Johanna – Servante dévouée qui accompagne Hilzonde et a subi la torture pour sa foi anabaptiste.
Divara – Reine en titre du “roi” de Münster, ancienne prostituée d’Amsterdam devenue l’une des épouses de Hans Bockhold.
Madame Marguerite d’Autriche – Régente des Pays-Bas, elle visite
Henri-Juste dans sa maison de campagne et s’intéresse brièvement au jeune Zénon.
Yourcenar écrivait à propos de ce livre : « Cette histoire d’un homme intelligent et persécuté qui se passe vers 1569 pourrait s’être passé hier ou se passer demain.» Qu’en pensez-vous par rapport au monde qui est le nôtre aujourd’hui ?
• J’ai vingt ans, calcula Zénon. À tout mettre au mieux, j’ai devant moi cinquante ans d’étude avant que ce crâne se change en tête de mort. (…) Il s’agit pour moi d’être plus qu’un homme.
• À vingt ans, il s’était cru libéré des routines ou des préjugés qui paralysent nos actes (…) mais sa vie s’était passée ensuite à acquérir sou par sou cette liberté dont il avait cru d’emblée posséder la somme.
• « On avait toujours vu les petits se faire tondre et les puissants s’emparer de la laine. »
• Qui serait assez insensé pour mourir sans avoir fait au moins le tour de sa prison ?
• Je me suis gardé de faire de la vérité une idole, préférant lui laisser son nom plus humble d’exactitude.
• Vaut-il la peine de s’évertuer durant vingt ans pour arriver au doute, qui pousse de lui-même dans toutes les têtes bien faites ?
• Ce n’était pas trop de toute une vie pour confronter l’un par l’autre ce monde où nous sommes et ce monde qui est nous.
• Peu de bipèdes depuis Adam ont mérité le nom d’homme.
• On n’est pas libre tant qu’on désire, qu’on veut, qu’on craint, peut-être tant qu’on vit.
• Depuis près d’un demi-siècle, il se servait de son esprit comme d’un coin pour élargir de son mieux les interstices du mur qui de toute part nous confine.
• […] il goûtait cette froide connaissance qu’on a des êtres quand on ne les désire plus.

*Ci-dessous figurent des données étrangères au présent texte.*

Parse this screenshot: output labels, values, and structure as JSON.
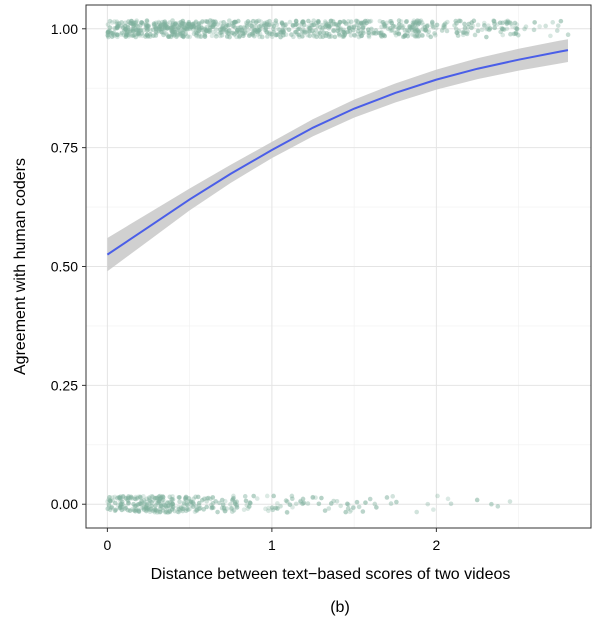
{
  "caption": "(b)",
  "chart_data": {
    "type": "scatter",
    "title": "",
    "xlabel": "Distance between text−based scores of two videos",
    "ylabel": "Agreement with human coders",
    "xlim": [
      -0.13,
      2.94
    ],
    "ylim": [
      -0.05,
      1.05
    ],
    "x_ticks": [
      0,
      1,
      2
    ],
    "x_tick_labels": [
      "0",
      "1",
      "2"
    ],
    "y_ticks": [
      0,
      0.25,
      0.5,
      0.75,
      1
    ],
    "y_tick_labels": [
      "0.00",
      "0.25",
      "0.50",
      "0.75",
      "1.00"
    ],
    "grid": true,
    "point_color": "#7fb09d",
    "line_color": "#4a5ee8",
    "band_color": "#c8c8c8",
    "fitted_curve": {
      "x": [
        0,
        0.25,
        0.5,
        0.75,
        1.0,
        1.25,
        1.5,
        1.75,
        2.0,
        2.25,
        2.5,
        2.75,
        2.8
      ],
      "y": [
        0.525,
        0.583,
        0.641,
        0.695,
        0.745,
        0.792,
        0.832,
        0.865,
        0.893,
        0.916,
        0.935,
        0.952,
        0.955
      ],
      "lower": [
        0.49,
        0.554,
        0.618,
        0.676,
        0.728,
        0.774,
        0.813,
        0.845,
        0.872,
        0.894,
        0.912,
        0.927,
        0.93
      ],
      "upper": [
        0.56,
        0.612,
        0.664,
        0.714,
        0.762,
        0.81,
        0.851,
        0.885,
        0.914,
        0.938,
        0.958,
        0.975,
        0.978
      ]
    },
    "jittered_points": [
      {
        "y": 1,
        "x_density": [
          {
            "x0": 0.0,
            "x1": 0.5,
            "count": 260
          },
          {
            "x0": 0.5,
            "x1": 1.0,
            "count": 200
          },
          {
            "x0": 1.0,
            "x1": 1.5,
            "count": 170
          },
          {
            "x0": 1.5,
            "x1": 2.0,
            "count": 150
          },
          {
            "x0": 2.0,
            "x1": 2.5,
            "count": 80
          },
          {
            "x0": 2.5,
            "x1": 2.85,
            "count": 12
          }
        ]
      },
      {
        "y": 0,
        "x_density": [
          {
            "x0": 0.0,
            "x1": 0.5,
            "count": 200
          },
          {
            "x0": 0.5,
            "x1": 0.8,
            "count": 60
          },
          {
            "x0": 0.8,
            "x1": 1.2,
            "count": 35
          },
          {
            "x0": 1.2,
            "x1": 1.6,
            "count": 25
          },
          {
            "x0": 1.6,
            "x1": 2.1,
            "count": 12
          },
          {
            "x0": 2.1,
            "x1": 2.5,
            "count": 4
          }
        ]
      }
    ]
  }
}
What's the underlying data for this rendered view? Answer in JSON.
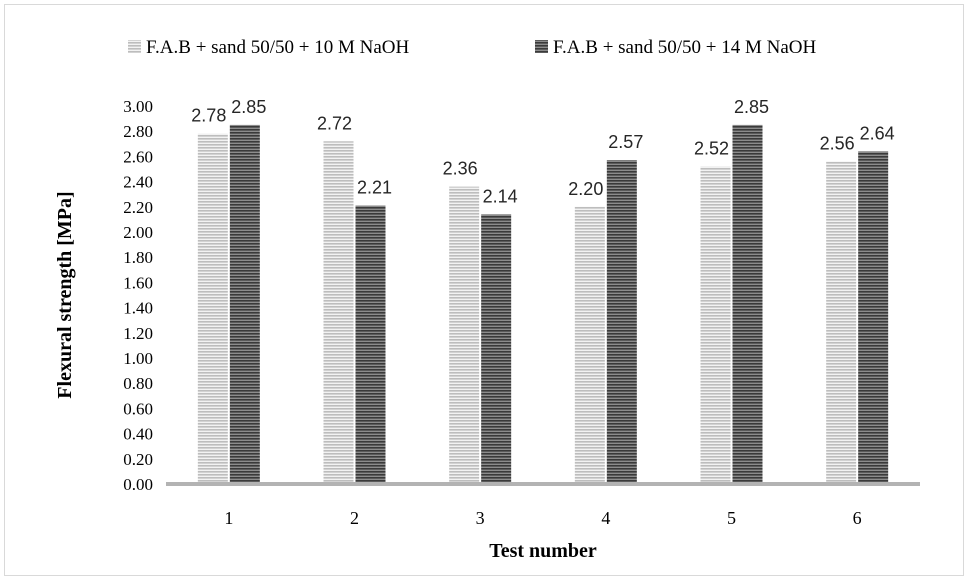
{
  "chart_data": {
    "type": "bar",
    "categories": [
      "1",
      "2",
      "3",
      "4",
      "5",
      "6"
    ],
    "series": [
      {
        "name": "F.A.B + sand 50/50 + 10 M NaOH",
        "values": [
          2.78,
          2.72,
          2.36,
          2.2,
          2.52,
          2.56
        ],
        "color": "#c8c8c8"
      },
      {
        "name": "F.A.B + sand 50/50 + 14 M NaOH",
        "values": [
          2.85,
          2.21,
          2.14,
          2.57,
          2.85,
          2.64
        ],
        "color": "#6e6e6e"
      }
    ],
    "data_labels": [
      [
        "2.78",
        "2.72",
        "2.36",
        "2.20",
        "2.52",
        "2.56"
      ],
      [
        "2.85",
        "2.21",
        "2.14",
        "2.57",
        "2.85",
        "2.64"
      ]
    ],
    "yticks": [
      "0.00",
      "0.20",
      "0.40",
      "0.60",
      "0.80",
      "1.00",
      "1.20",
      "1.40",
      "1.60",
      "1.80",
      "2.00",
      "2.20",
      "2.40",
      "2.60",
      "2.80",
      "3.00"
    ],
    "xlabel": "Test number",
    "ylabel": "Flexural strength [MPa]",
    "ylim": [
      0,
      3.0
    ],
    "legend_position": "top",
    "grid": false
  }
}
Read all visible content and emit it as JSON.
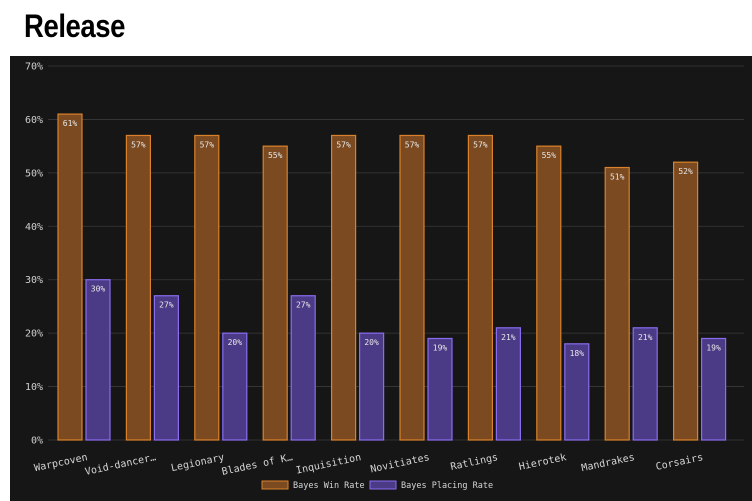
{
  "title": "Release",
  "colors": {
    "background": "#161616",
    "grid": "#3a3a3a",
    "win_fill": "#7b4a20",
    "win_stroke": "#d9822b",
    "placing_fill": "#4b3a86",
    "placing_stroke": "#8a6cf0"
  },
  "chart_data": {
    "type": "bar",
    "categories": [
      "Warpcoven",
      "Void-dancer…",
      "Legionary",
      "Blades of K…",
      "Inquisition",
      "Novitiates",
      "Ratlings",
      "Hierotek",
      "Mandrakes",
      "Corsairs"
    ],
    "series": [
      {
        "name": "Bayes Win Rate",
        "values": [
          61,
          57,
          57,
          55,
          57,
          57,
          57,
          55,
          51,
          52
        ],
        "labels": [
          "61%",
          "57%",
          "57%",
          "55%",
          "57%",
          "57%",
          "57%",
          "55%",
          "51%",
          "52%"
        ]
      },
      {
        "name": "Bayes Placing Rate",
        "values": [
          30,
          27,
          20,
          27,
          20,
          19,
          21,
          18,
          21,
          19
        ],
        "labels": [
          "30%",
          "27%",
          "20%",
          "27%",
          "20%",
          "19%",
          "21%",
          "18%",
          "21%",
          "19%"
        ]
      }
    ],
    "ylim": [
      0,
      70
    ],
    "yticks": [
      "0%",
      "10%",
      "20%",
      "30%",
      "40%",
      "50%",
      "60%",
      "70%"
    ],
    "grid": true,
    "legend_position": "bottom-center"
  }
}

• Magiques enfin l’amour, et la haine, qui impriment dans nos cerveaux l’image d’un être par lequel nous consentons à nous laisser hanter.
• L’homme est une entreprise qui a contre elle le temps, la nécessité, la fortune, et l’imbécile et toujours croissante primauté du nombre. […] Les hommes tueront l’homme.